Les taux des cotisations destinées au financement des prestations de maladie - vieillesse - allocations familiales - accident du travail comportent, en principe, une part patronale et une part salariale. Selon les cas, ils peuvent s’appliquer sur la totalité du salaire (base) ou sur un montant maximum.

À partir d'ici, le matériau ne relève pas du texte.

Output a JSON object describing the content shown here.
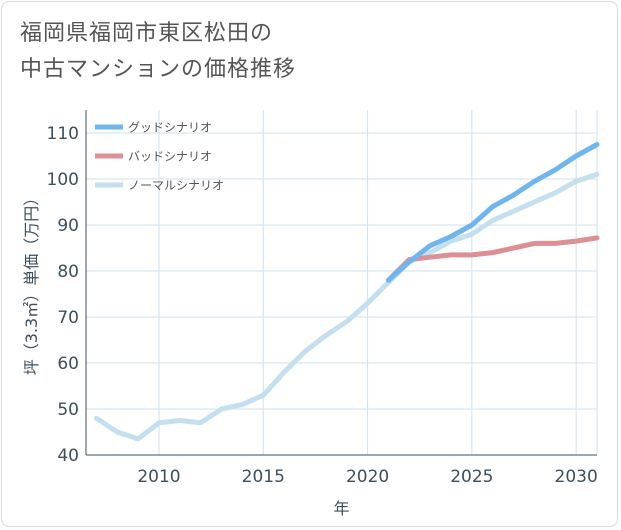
{
  "title": {
    "line1": "福岡県福岡市東区松田の",
    "line2": "中古マンションの価格推移"
  },
  "colors": {
    "good": "#6fb6ee",
    "bad": "#dc8f95",
    "normal": "#c3dff0",
    "grid": "#cfe2ee",
    "axis": "#3d4f5c"
  },
  "chart_data": {
    "type": "line",
    "xlabel": "年",
    "ylabel": "坪（3.3㎡）単価（万円）",
    "xlim": [
      2006.5,
      2031
    ],
    "ylim": [
      40,
      115
    ],
    "xticks": [
      2010,
      2015,
      2020,
      2025,
      2030
    ],
    "yticks": [
      40,
      50,
      60,
      70,
      80,
      90,
      100,
      110
    ],
    "grid": true,
    "legend_position": "top-left",
    "series": [
      {
        "name": "グッドシナリオ",
        "color_key": "good",
        "x": [
          2021,
          2022,
          2023,
          2024,
          2025,
          2026,
          2027,
          2028,
          2029,
          2030,
          2031
        ],
        "y": [
          78,
          82,
          85.5,
          87.5,
          90,
          94,
          96.5,
          99.5,
          102,
          105,
          107.5
        ]
      },
      {
        "name": "バッドシナリオ",
        "color_key": "bad",
        "x": [
          2021,
          2022,
          2023,
          2024,
          2025,
          2026,
          2027,
          2028,
          2029,
          2030,
          2031
        ],
        "y": [
          78,
          82.5,
          83,
          83.5,
          83.5,
          84,
          85,
          86,
          86,
          86.5,
          87.2
        ]
      },
      {
        "name": "ノーマルシナリオ",
        "color_key": "normal",
        "x": [
          2007,
          2008,
          2009,
          2010,
          2011,
          2012,
          2013,
          2014,
          2015,
          2016,
          2017,
          2018,
          2019,
          2020,
          2021,
          2022,
          2023,
          2024,
          2025,
          2026,
          2027,
          2028,
          2029,
          2030,
          2031
        ],
        "y": [
          48,
          45,
          43.5,
          47,
          47.5,
          47,
          50,
          51,
          53,
          58,
          62.5,
          66,
          69,
          73,
          77.5,
          82,
          84,
          86.5,
          88,
          91,
          93,
          95,
          97,
          99.5,
          101
        ]
      }
    ]
  }
}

| Base (1) | Salarié | Employeur (2) | |
|---|---|---|---|
| Assurance maladie | Totalité | - (3) | 13 % (4) |
| Vieillesse plafonnée | Tranche A | 6,9 % | 8,55 % |
| Vieillesse déplafonnée | Totalité | 0,4 % | 2,11 % |
| Allocations familiales | Totalité | - | 5,25 % |
| Accident du travail | Totalité | - | (5) |
| (1) Tranche A : dans la limite du plafond mensuel de la Sécurité sociale (2) Une réduction générale dégressive unique des cotisations sociales patronales s’applique, sous certaines conditions, aux salaires annuels inférieurs à 3 Smic. (3) Pour les départements du Haut-Rhin, du Bas-Rhin et de la Moselle, une part salariale s’applique au taux de 1,3 %. (4) À noter que l’Urssaf intègre le taux de la contribution de solidarité pour l’autonomie à celui de l’assurance-maladie, affichant ainsi un taux global de 13,3 %. (5) Taux variable selon l’activité de l’entreprise. | |||
Les employeurs qui bénéficient d’une exonération de cotisations patronales spécifique qui n’est pas cumulable avec la réduction générale dégressive unique des cotisations patronales bénéficient de taux réduits de cotisations :
- d’assurance maladie (7 % au lieu de 13 %) sur les rémunérations mensuelles n’excédant pas 4 368,10 € (pour une durée de travail de 151,67 heures par mois) ;
- d’allocations familiales (3,45 % contre 5,25 %) sur les rémunérations mensuelles n’excédant pas 6 115,33 € (pour une durée de travail de 151,67 heures par mois).
Sont concernés :
- les employeurs installés dans des ZFRR, des ZFRR +, des zones franches urbaines et des zones de restructuration de la défense ;
- les employeurs qui bénéficient de l’exonération de cotisations sociales en outre-mer (Lodeom) ;
- les employeurs appliquant l’exonération de cotisations sur les rémunérations des travailleurs occasionnels agricoles ;
- les entreprises prestataires de droit privé employant une aide à domicile auprès d’une personne dite « fragile » (AAD prestataire).